By @lval1157/6/2017blog

Growing Up With Foreign Parents

Kelley's island june-july,2006 049.jpg Growing up with foreign parents has its ups and downs, but more ups than downs if you ask me. I was always proud of my Russian heritage, never missing an opportunity to tell my peers. It surprises me that we live in a culture were people strive to be alike rather than different. I loved being different. People were more interested in my parents’ culture and me. I happily told my classmates that I was bilingual, but I could only understand Russian and hardly speak it. Today I am much better than I was, but I hope to be completely fluent by the end of my high school years. My parents’ are unlike most American kids’ parents. Even at our core, our values appear different. Americans value independence, while Russians value family. Americans are polite, but often with a fake smile. Russians are much more outwardly honest and outspoken.
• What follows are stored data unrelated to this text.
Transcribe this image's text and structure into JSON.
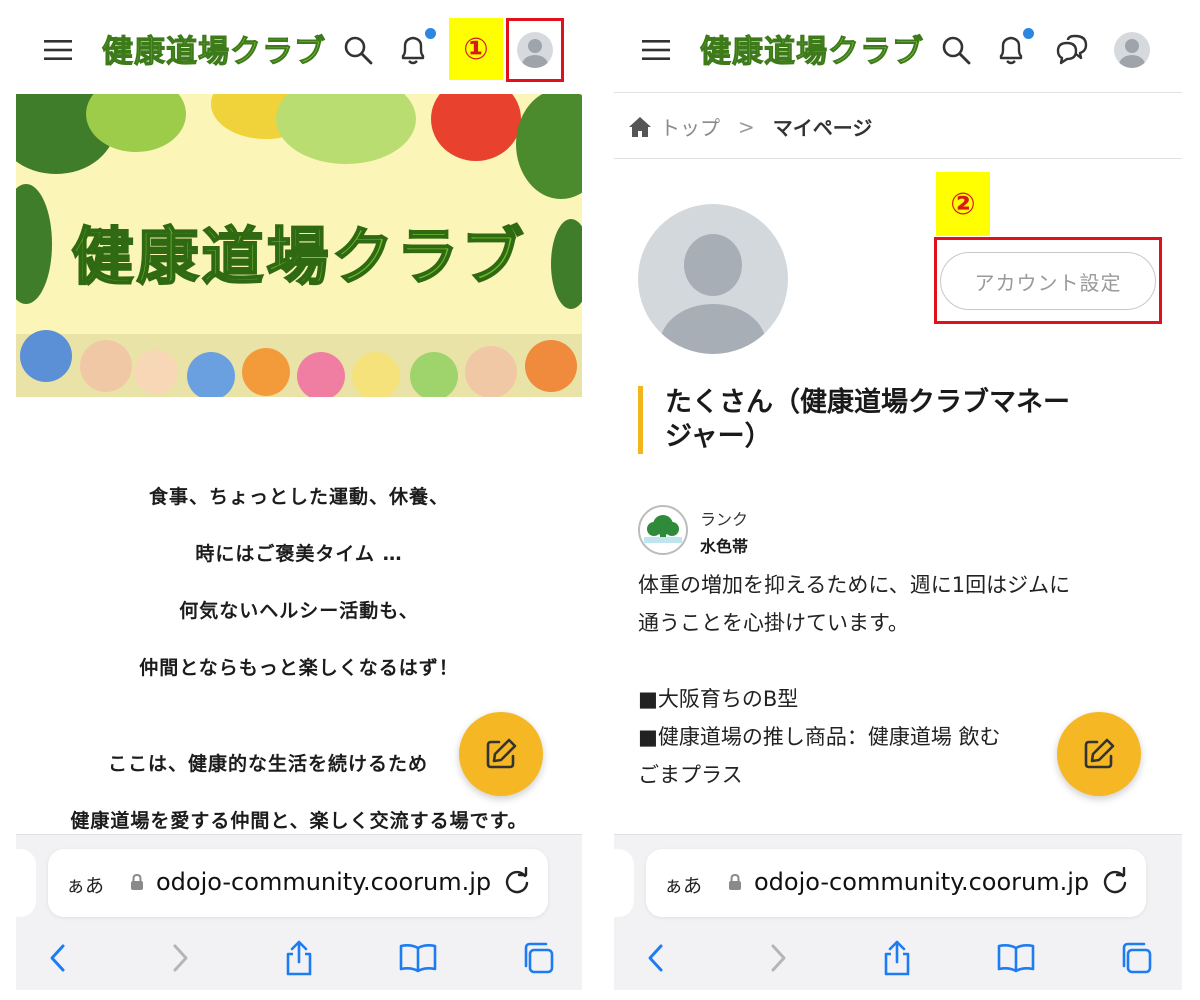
{
  "app": {
    "logo_text": "健康道場クラブ",
    "url_text": "odojo-community.coorum.jp",
    "aa_label": "ぁあ"
  },
  "steps": {
    "step1": "①",
    "step2": "②"
  },
  "left": {
    "banner_title": "健康道場クラブ",
    "intro_lines": [
      "食事、ちょっとした運動、休養、",
      "時にはご褒美タイム …",
      "何気ないヘルシー活動も、",
      "仲間とならもっと楽しくなるはず！",
      "ここは、健康的な生活を続けるため",
      "健康道場を愛する仲間と、楽しく交流する場です。"
    ]
  },
  "right": {
    "breadcrumb": {
      "top": "トップ",
      "separator": ">",
      "current": "マイページ"
    },
    "account_button": "アカウント設定",
    "user_name_line1": "たくさん（健康道場クラブマネー",
    "user_name_line2": "ジャー）",
    "rank_label": "ランク",
    "rank_value": "水色帯",
    "bio_lines": [
      "体重の増加を抑えるために、週に1回はジムに",
      "通うことを心掛けています。",
      "",
      "■大阪育ちのB型",
      "■健康道場の推し商品：健康道場 飲む",
      "ごまプラス"
    ]
  },
  "colors": {
    "accent_yellow": "#f5b724",
    "highlight_red": "#e0111a",
    "ios_blue": "#2e86de",
    "logo_green": "#8cc63f"
  },
  "icons": [
    "menu-icon",
    "search-icon",
    "bell-icon",
    "chat-icon",
    "home-icon",
    "edit-icon",
    "lock-icon",
    "reload-icon",
    "back-icon",
    "forward-icon",
    "share-icon",
    "bookmarks-icon",
    "tabs-icon"
  ]
}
I often would hear my parents yelling, and when I went to ask what all the fighting was about, it turns out they were just having a casual conversation. My parents are much less strict, yet much more protective than American parents. I never had an allowance, but wasn’t allowed to go to the mall with my friends until I was 15. My parents came to this country to escape the awful anti-Semitism that was happening in the USSR. They arrived with 623 dollars in their pocket. Thanks to their hard work America’s opportunities, they were able to have a great career, provide for our family, and thrive.